Species of butterfly

Macrosoma albida is moth-like butterfly described by William Schaus in 1901. It belongs to the family Hedylidae. Originally it belonged to the genus Hyphedyle.

==Distribution==
The species is found in Costa Rica, at altitudes between 0 and 700 meters in the Cordillera de Guanacaste as well as in Rio de Janeiro, eastern and southern Brazil.

==Description==
===Wings===
Adults has white wings with a black spot; the forewing has black irrorations on both surfaces at base of costa.

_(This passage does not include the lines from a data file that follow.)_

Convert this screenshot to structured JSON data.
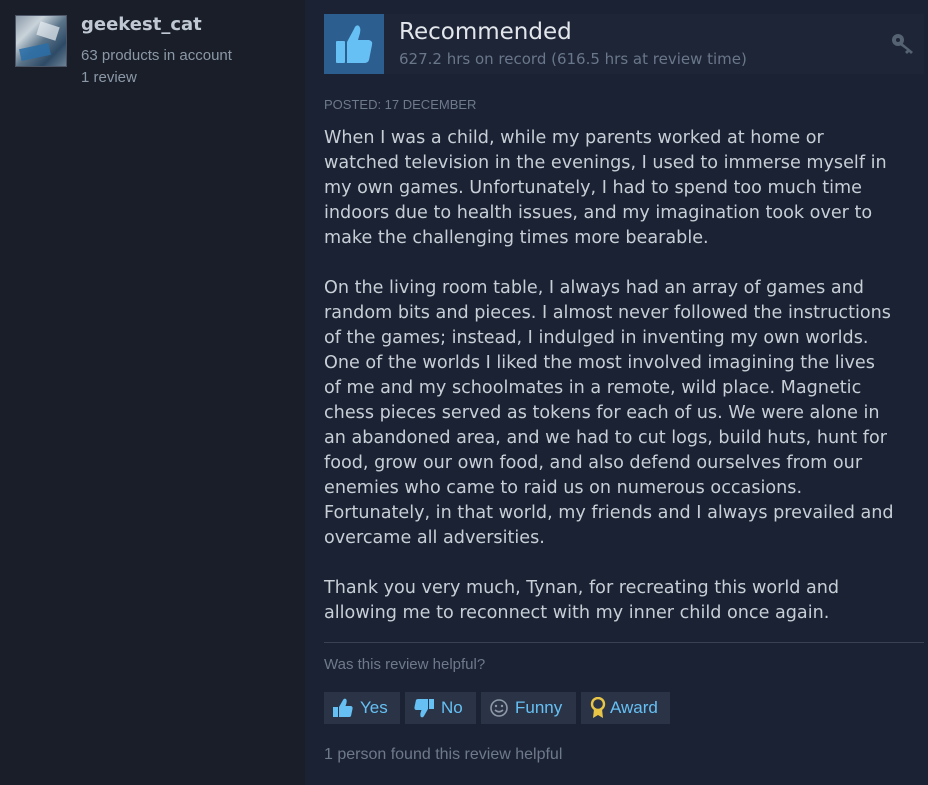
{
  "reviewer": {
    "username": "geekest_cat",
    "products": "63 products in account",
    "reviews": "1 review"
  },
  "review": {
    "verdict": "Recommended",
    "hours": "627.2 hrs on record (616.5 hrs at review time)",
    "posted": "POSTED: 17 DECEMBER",
    "paragraphs": [
      "When I was a child, while my parents worked at home or\nwatched television in the evenings, I used to immerse myself in\nmy own games. Unfortunately, I had to spend too much time\nindoors due to health issues, and my imagination took over to\nmake the challenging times more bearable.",
      "On the living room table, I always had an array of games and\nrandom bits and pieces. I almost never followed the instructions\nof the games; instead, I indulged in inventing my own worlds.\nOne of the worlds I liked the most involved imagining the lives\nof me and my schoolmates in a remote, wild place. Magnetic\nchess pieces served as tokens for each of us. We were alone in\nan abandoned area, and we had to cut logs, build huts, hunt for\nfood, grow our own food, and also defend ourselves from our\nenemies who came to raid us on numerous occasions.\nFortunately, in that world, my friends and I always prevailed and\novercame all adversities.",
      "Thank you very much, Tynan, for recreating this world and\nallowing me to reconnect with my inner child once again."
    ]
  },
  "feedback": {
    "question": "Was this review helpful?",
    "yes": "Yes",
    "no": "No",
    "funny": "Funny",
    "award": "Award",
    "found_helpful": "1 person found this review helpful"
  },
  "icons": {
    "thumbs_up": "thumbs-up-icon",
    "thumbs_down": "thumbs-down-icon",
    "funny": "smiley-icon",
    "award": "award-icon",
    "key": "key-icon"
  },
  "colors": {
    "accent_link": "#66c0f4",
    "recommend_box": "#2c5e8f",
    "text": "#c7ced6"
  }
}
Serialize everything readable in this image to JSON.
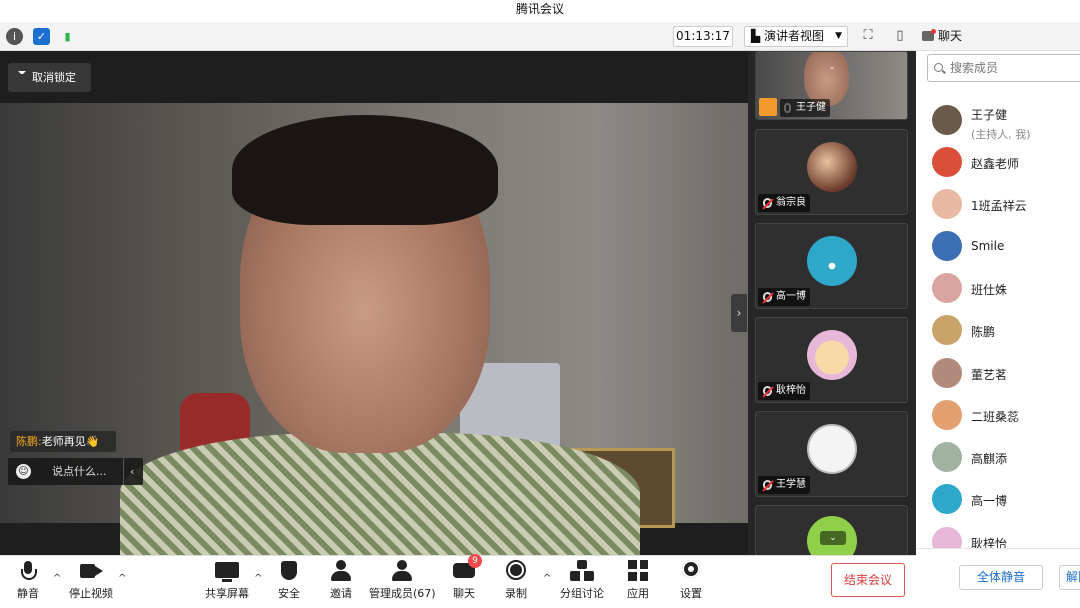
{
  "window": {
    "title": "腾讯会议"
  },
  "statusbar": {
    "timer": "01:13:17",
    "view_label": "演讲者视图",
    "icons": [
      "info-icon",
      "shield-icon",
      "signal-icon"
    ]
  },
  "main_video": {
    "unlock_label": "取消锁定",
    "chat_sender": "陈鹏:",
    "chat_message": "老师再见👋",
    "chat_placeholder": "说点什么..."
  },
  "video_strip": {
    "tiles": [
      {
        "name": "王子健",
        "avatar_color": "#8f8b86"
      },
      {
        "name": "翁宗良",
        "avatar_color": "#6b3a2a"
      },
      {
        "name": "高一博",
        "avatar_color": "#2fa7c9"
      },
      {
        "name": "耿梓怡",
        "avatar_color": "#e7b7d8"
      },
      {
        "name": "王学慧",
        "avatar_color": "#f0f0f0"
      },
      {
        "name": "",
        "avatar_color": "#8fcf4a"
      }
    ]
  },
  "chat_panel": {
    "title": "聊天",
    "search_placeholder": "搜索成员",
    "members": [
      {
        "name": "王子健",
        "sub": "(主持人, 我)",
        "color": "#6b5a4a"
      },
      {
        "name": "赵鑫老师",
        "sub": "",
        "color": "#d94f3a"
      },
      {
        "name": "1班孟祥云",
        "sub": "",
        "color": "#e9b9a4"
      },
      {
        "name": "Smile",
        "sub": "",
        "color": "#3d6fb4"
      },
      {
        "name": "班仕姝",
        "sub": "",
        "color": "#d9a5a0"
      },
      {
        "name": "陈鹏",
        "sub": "",
        "color": "#c9a46a"
      },
      {
        "name": "董艺茗",
        "sub": "",
        "color": "#b08a7a"
      },
      {
        "name": "二班桑蕊",
        "sub": "",
        "color": "#e2a070"
      },
      {
        "name": "高麒添",
        "sub": "",
        "color": "#9fb3a0"
      },
      {
        "name": "高一博",
        "sub": "",
        "color": "#2fa7c9"
      },
      {
        "name": "耿梓怡",
        "sub": "",
        "color": "#e7b7d8"
      }
    ],
    "mute_all": "全体静音",
    "unmute_all": "解除全体静音"
  },
  "toolbar": {
    "mute": "静音",
    "stop_video": "停止视频",
    "share_screen": "共享屏幕",
    "security": "安全",
    "invite": "邀请",
    "manage_members": "管理成员(67)",
    "chat": "聊天",
    "chat_badge": "9",
    "record": "录制",
    "breakout": "分组讨论",
    "apps": "应用",
    "settings": "设置",
    "end_meeting": "结束会议"
  }
}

The length of the forewing can be 17–22 mm:
- Male: 17.5 mm in average.
- Female: 19 mm in average.

===Genitalia===
====Male====
Following are the characteristics of the male genitalia:
- The medial component of gnathos is tongue-shaped but not down curved.
- Broadly terminating denticulate lateral components.
- Valva is subrectangular with digit-like projection.

====Female====
The female genitalia is same as M. rubedinaria shows the following features:
- The anal papillae is more pointed than rounded.
- Long ductus bursae.
- Denticulate signum in the corpus bursae.

===Antenna===
The antenna of M. albida is not bipectinate.

==Diagnosis==
The wing pattern is distinct. Whereas in M. ustrinaria the wings bear scattered irrorations, in M. albida the irrorations are confined to the base of the costa of the forewing. The male genitalia are similar to those of M. ustrinaria, but differ slightly in the shape of the valva.